The TUC’s Pensions Justice website does a good job of taking apart some of the spin that is being put forward by ministers and their spokespeople to try and ‘sell’ their attack on our pensions:
Myth 1. The low paid are protected
The government say they are protecting the low paid – they say that those earning less than £15,000 will not have to pay extra.
That is not true.
Most people in the public sector earning less than £15,000 work part-time. But the government only counts you as low paid if you would earn less than £15,000 if you did your job full-time.
So if you earn £12,500 a year for a half-time job, you are counted as earning £25,000 a year. More than four out of five of those who are earning less than £15,000 but working part-time and so don’t count as low paid are women.

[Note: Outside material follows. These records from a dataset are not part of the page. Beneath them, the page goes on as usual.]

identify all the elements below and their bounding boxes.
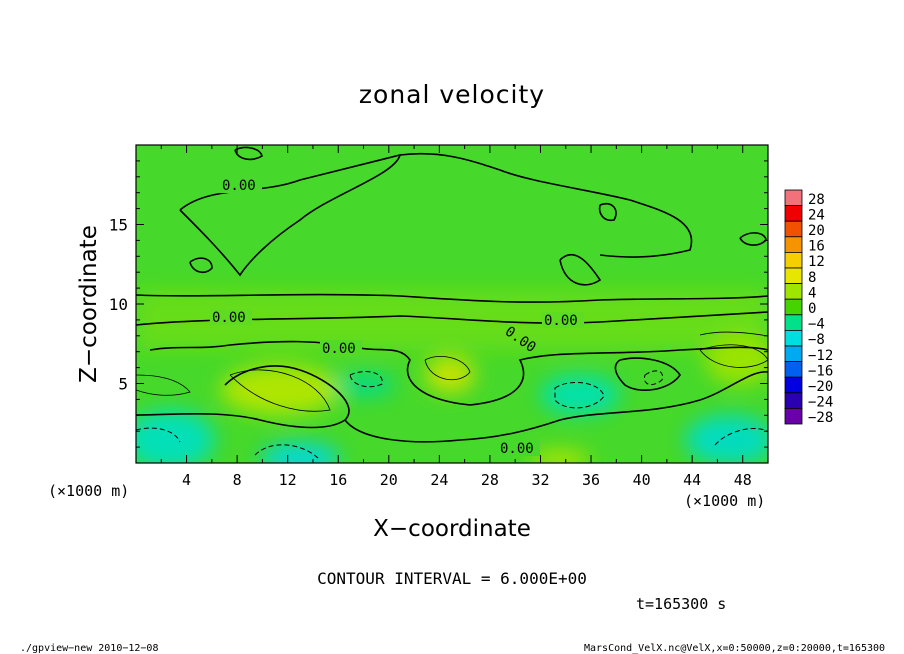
colorbar-swatch [784,314,803,331]
x-axis-label: X−coordinate [373,516,531,542]
colorbar-label: −4 [808,317,825,333]
colorbar-label: −16 [808,363,833,379]
x-tick-label: 12 [279,471,297,489]
contour-label: 0.00 [500,441,534,457]
contour-label: 0.00 [222,178,256,194]
x-tick-label: 44 [683,471,701,489]
y-tick-label: 15 [109,216,128,235]
plot-area: 0.00 0.00 0.00 0.00 0.00 0.00 [136,145,768,463]
colorbar-swatch [784,189,803,207]
x-tick-label: 4 [182,471,191,489]
colorbar-label: −8 [808,332,825,348]
contour-label: 0.00 [212,310,246,326]
contour-label: 0.00 [544,313,578,329]
colorbar-label: −20 [808,379,833,395]
colorbar-label: 4 [808,285,816,301]
colorbar-swatch [784,392,803,409]
colorbar-swatch [784,236,803,253]
x-tick-label: 48 [734,471,752,489]
x-tick-label: 40 [633,471,651,489]
colorbar-label: −24 [808,395,833,411]
y-tick-label: 5 [118,375,128,394]
x-tick-label: 32 [531,471,549,489]
x-tick-label: 28 [481,471,499,489]
colorbar-label: 8 [808,270,816,286]
colorbar-swatch [784,407,803,425]
contour-interval: CONTOUR INTERVAL = 6.000E+00 [317,569,587,588]
contour-label: 0.00 [322,341,356,357]
colorbar-label: 24 [808,207,825,223]
colorbar-label: −28 [808,410,833,426]
x-tick-label: 8 [233,471,242,489]
colorbar-swatch [784,329,803,347]
x-tick-label: 20 [380,471,398,489]
colorbar-swatch [784,298,803,316]
chart-title: zonal velocity [359,80,545,109]
colorbar-swatch [784,376,803,394]
x-unit-right: (×1000 m) [684,492,765,510]
colorbar-swatch [784,267,803,285]
x-tick-label: 16 [329,471,347,489]
colorbar-label: −12 [808,348,833,364]
y-axis-label: Z−coordinate [76,225,102,383]
x-tick-label: 36 [582,471,600,489]
footer-right: MarsCond_VelX.nc@VelX,x=0:50000,z=0:2000… [584,643,885,654]
time-label: t=165300 s [636,595,726,613]
colorbar-swatch [784,251,803,269]
y-axis-ticks: 5 10 15 [109,160,768,448]
footer-left: ./gpview−new 2010−12−08 [20,643,158,654]
colorbar-swatch [784,220,803,238]
colorbar-label: 28 [808,192,825,208]
colorbar-label: 20 [808,223,825,239]
colorbar-label: 0 [808,301,816,317]
colorbar-label: 16 [808,239,825,255]
colorbar-swatch [784,361,803,378]
x-axis-ticks: 4 8 12 16 20 24 28 32 36 40 44 48 [160,145,752,489]
x-unit-left: (×1000 m) [48,482,129,500]
colorbar-swatch [784,205,803,222]
contour-lines-dashed [136,370,768,459]
colorbar-swatch [784,345,803,363]
x-tick-label: 24 [430,471,448,489]
y-tick-label: 10 [109,295,128,314]
colorbar-label: 12 [808,254,825,270]
colorbar-swatch [784,283,803,300]
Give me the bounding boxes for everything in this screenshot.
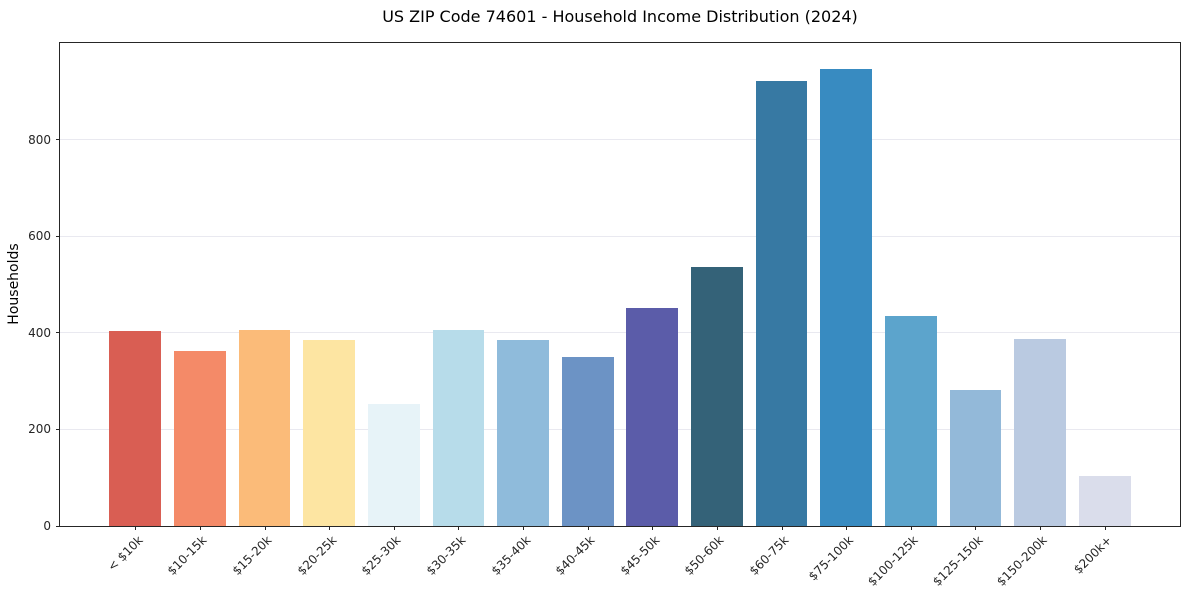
x-axis-tick xyxy=(135,526,137,530)
plot-area: 0 200 400 600 800 < $10k $10-15k $15-20k $20-25… xyxy=(28,42,1181,589)
bar-band: $25-30k xyxy=(359,43,427,578)
y-axis-tick xyxy=(56,525,60,527)
bar xyxy=(238,330,291,526)
bar xyxy=(497,340,549,526)
y-tick-label: 0 xyxy=(43,519,51,533)
x-axis-tick xyxy=(393,526,395,530)
bar-band: $150-200k xyxy=(994,43,1073,589)
bar xyxy=(561,357,614,526)
y-axis-tick xyxy=(56,332,60,334)
x-axis-tick xyxy=(199,526,201,530)
x-axis-tick xyxy=(523,526,525,530)
x-axis-tick xyxy=(264,526,266,530)
x-axis-tick xyxy=(1104,526,1106,530)
bar-band: $50-60k xyxy=(682,43,750,578)
x-tick-label: < $10k xyxy=(104,533,146,574)
bar xyxy=(884,316,937,526)
x-tick-label: $45-50k xyxy=(617,533,663,578)
bar xyxy=(755,80,808,526)
bar xyxy=(432,330,485,526)
bar xyxy=(691,266,743,526)
bar-band: $60-75k xyxy=(747,43,814,578)
x-axis-tick xyxy=(329,526,331,530)
gridline xyxy=(60,139,1180,141)
bar xyxy=(303,339,356,526)
y-tick-label: 400 xyxy=(28,325,51,340)
y-tick-label: 200 xyxy=(28,422,51,437)
x-axis-tick xyxy=(975,526,977,530)
x-axis-tick xyxy=(910,526,912,530)
bar-band: $35-40k xyxy=(488,43,556,578)
bar xyxy=(1014,339,1066,526)
x-tick-label: $40-45k xyxy=(552,533,598,578)
x-tick-label: $10-15k xyxy=(165,533,210,578)
bars: < $10k $10-15k $15-20k $20-25k $25-30k $30-35… xyxy=(60,43,1180,589)
x-tick-label: $50-60k xyxy=(682,533,727,578)
y-tick-label: 800 xyxy=(28,132,51,147)
chart-title: US ZIP Code 74601 - Household Income Dis… xyxy=(382,7,858,26)
bar xyxy=(949,390,1002,526)
bar-band: $20-25k xyxy=(294,43,362,578)
bar xyxy=(174,351,226,526)
y-axis-tick xyxy=(56,139,60,141)
x-axis-tick xyxy=(1040,526,1042,530)
x-tick-label: $25-30k xyxy=(358,533,404,578)
y-axis-label: Households xyxy=(6,243,22,325)
x-tick-label: $20-25k xyxy=(294,533,340,578)
x-tick-label: $35-40k xyxy=(488,533,534,578)
x-tick-label: $150-200k xyxy=(994,533,1051,589)
gridline xyxy=(60,428,1180,430)
x-tick-label: $30-35k xyxy=(423,533,469,578)
x-tick-label: $60-75k xyxy=(746,533,792,578)
bar-band: $75-100k xyxy=(806,43,879,583)
x-axis-tick xyxy=(846,526,848,530)
x-tick-label: $200k+ xyxy=(1071,533,1115,577)
y-axis-tick xyxy=(56,428,60,430)
x-axis-tick xyxy=(458,526,460,530)
bar xyxy=(1078,476,1131,526)
y-tick-label: 600 xyxy=(28,229,51,244)
gridline xyxy=(60,332,1180,334)
bar-band: $30-35k xyxy=(424,43,491,578)
y-axis-tick xyxy=(56,235,60,237)
gridline xyxy=(60,235,1180,237)
bar xyxy=(820,68,873,526)
bar-band: < $10k xyxy=(103,43,168,574)
x-tick-label: $100-125k xyxy=(865,533,921,589)
x-axis-tick xyxy=(716,526,718,530)
bar-band: $40-45k xyxy=(553,43,620,578)
bar-band: $10-15k xyxy=(165,43,233,578)
x-axis-tick xyxy=(587,526,589,530)
bar xyxy=(626,307,679,526)
bar-band: $15-20k xyxy=(230,43,297,578)
bar xyxy=(367,404,420,526)
x-tick-label: $125-150k xyxy=(929,533,986,589)
bar-band: $200k+ xyxy=(1071,43,1137,577)
bar-band: $125-150k xyxy=(930,43,1008,589)
x-axis-tick xyxy=(781,526,783,530)
x-tick-label: $75-100k xyxy=(805,533,857,584)
x-tick-label: $15-20k xyxy=(229,533,275,578)
bar xyxy=(109,331,162,526)
bar-band: $100-125k xyxy=(865,43,944,589)
x-axis-tick xyxy=(652,526,654,530)
bar-band: $45-50k xyxy=(617,43,685,578)
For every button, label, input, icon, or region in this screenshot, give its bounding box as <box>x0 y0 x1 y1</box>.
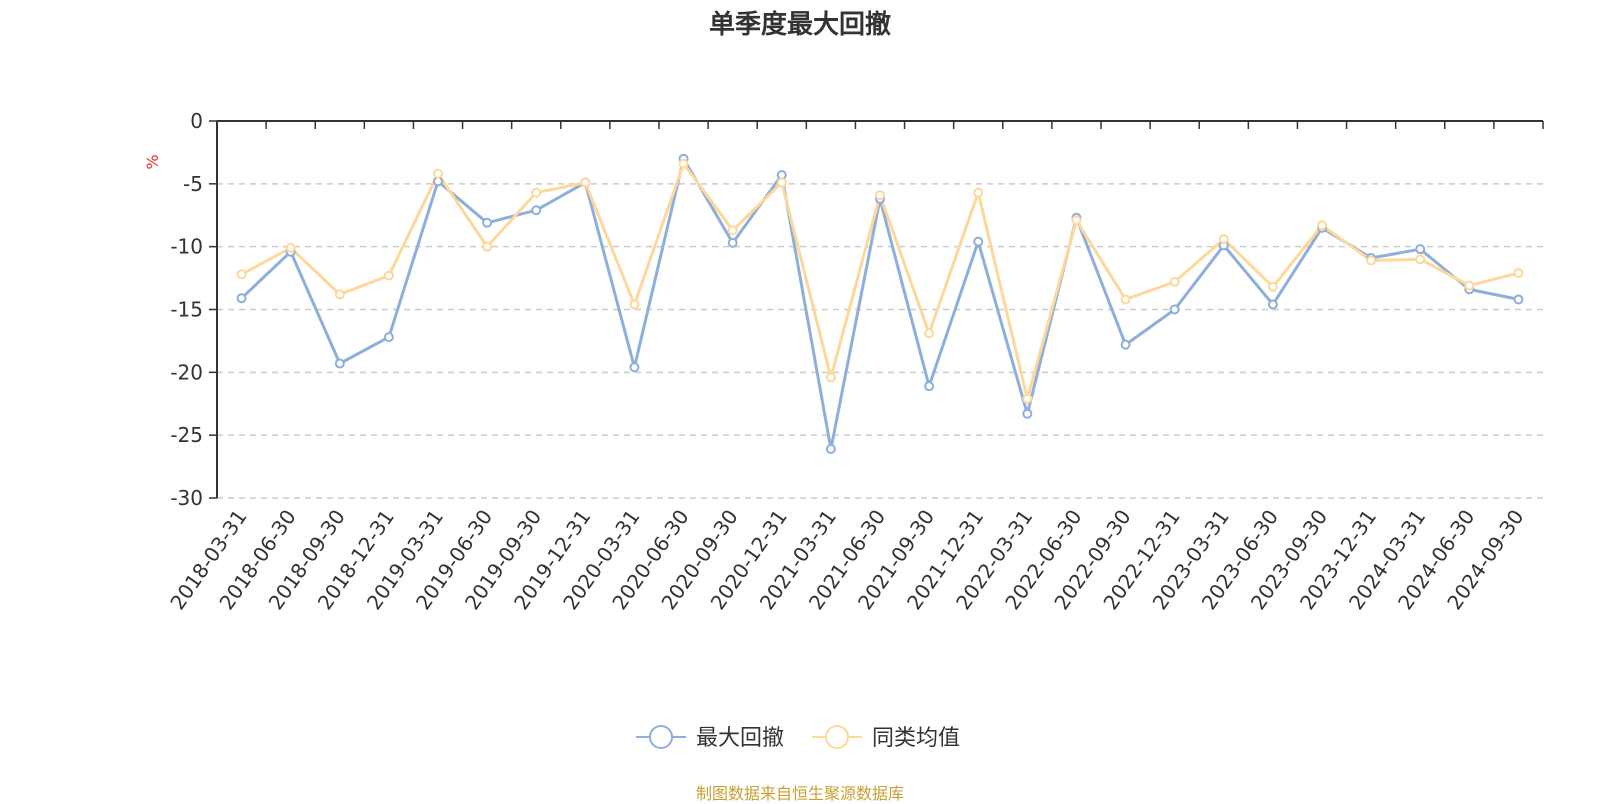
series-0-point[interactable] <box>1022 408 1033 419</box>
y-tick-label: -20 <box>170 360 203 384</box>
legend-marker <box>649 725 673 749</box>
series-0-point[interactable] <box>1267 299 1278 310</box>
series-1-point[interactable] <box>285 242 296 253</box>
y-tick-label: -10 <box>170 235 203 259</box>
series-0-point[interactable] <box>383 332 394 343</box>
y-tick-label: 0 <box>190 109 203 133</box>
y-tick-label: -30 <box>170 486 203 510</box>
series-1-point[interactable] <box>1513 268 1524 279</box>
series-1-point[interactable] <box>1218 234 1229 245</box>
series-1-point[interactable] <box>678 158 689 169</box>
series-0-point[interactable] <box>236 293 247 304</box>
series-1-point[interactable] <box>1169 276 1180 287</box>
series-1-point[interactable] <box>1317 220 1327 231</box>
series-0-point[interactable] <box>973 236 984 247</box>
series-0-point[interactable] <box>924 381 935 392</box>
legend-item-1[interactable]: 同类均值 <box>812 725 960 751</box>
series-1-point[interactable] <box>973 187 984 198</box>
series-0-point[interactable] <box>1169 304 1180 315</box>
series-0-point[interactable] <box>727 237 738 248</box>
legend-item-0[interactable]: 最大回撤 <box>636 725 784 751</box>
series-1-point[interactable] <box>383 270 394 281</box>
data-source-note: 制图数据来自恒生聚源数据库 <box>695 784 904 803</box>
series-0-point[interactable] <box>334 358 345 369</box>
series-1-point[interactable] <box>825 372 836 383</box>
series-1-point[interactable] <box>776 177 787 188</box>
series-1-point[interactable] <box>727 225 738 236</box>
grid-lines <box>217 183 1543 499</box>
series-1-point[interactable] <box>236 269 247 280</box>
chart-title: 单季度最大回撤 <box>708 10 891 40</box>
series-1-point[interactable] <box>1366 255 1377 266</box>
y-tick-label: -15 <box>170 298 203 322</box>
y-tick-label: -25 <box>170 423 203 447</box>
series-0-point[interactable] <box>1513 294 1524 305</box>
series-1-point[interactable] <box>1071 215 1082 226</box>
legend-label: 同类均值 <box>872 726 960 751</box>
series-0-point[interactable] <box>1415 244 1426 255</box>
series-1-point[interactable] <box>433 168 443 179</box>
series-1-point[interactable] <box>924 328 935 339</box>
legend-label: 最大回撤 <box>696 726 784 751</box>
series-0-point[interactable] <box>531 205 542 216</box>
series-1-point[interactable] <box>482 241 493 252</box>
series-1-point[interactable] <box>1267 281 1278 292</box>
series-0-point[interactable] <box>482 217 493 228</box>
series-1-point[interactable] <box>580 177 591 188</box>
series-1-point[interactable] <box>334 289 345 300</box>
axes: 0-5-10-15-20-25-302018-03-312018-06-3020… <box>143 109 1544 614</box>
y-tick-label: -5 <box>183 172 203 196</box>
series-1-point[interactable] <box>1022 393 1033 404</box>
series-0-point[interactable] <box>1120 339 1131 350</box>
series-1-point[interactable] <box>1120 294 1131 305</box>
y-axis-unit-label: % <box>143 154 162 169</box>
legend[interactable]: 最大回撤 同类均值 <box>636 725 960 751</box>
series-0-point[interactable] <box>629 362 640 373</box>
series-1-point[interactable] <box>1415 254 1426 265</box>
legend-marker <box>825 725 849 749</box>
series-lines <box>236 153 1524 454</box>
series-1-point[interactable] <box>1464 280 1475 291</box>
series-1-point[interactable] <box>531 187 542 198</box>
series-0-point[interactable] <box>825 443 836 454</box>
series-1-point[interactable] <box>629 299 640 310</box>
series-1-point[interactable] <box>875 190 885 201</box>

Myth 2. ‘First, for most low and middle income workers, the new schemes should generate an income at retirement that is at least as good as the amount that they receive now.’ – Danny Alexander, the Chief Secretary to the Treasury
The trick here is the phrase ‘at retirement’. In any pension scheme the longer you work or the older the age at which you start to claim your pension the bigger it will be. All pensions are paid on some estimate of how much longer you are likely to live. Therefore if you work longer any scheme can ‘generate an income at retirement … at least as good’ as any other scheme you choose.
You can’t therefore make a comparison between pension schemes unless you take into account years of service. So let’s translate this sentence into plain English:
‘If you want to start your retirement with the same pension as under the old scheme, you will have to pay higher contributions while you are working, work longer (and thus make extra years of contributions) and then when you retire even if you start with the same pension income it will reduce as CPI indexing knocks a little off its value every year.’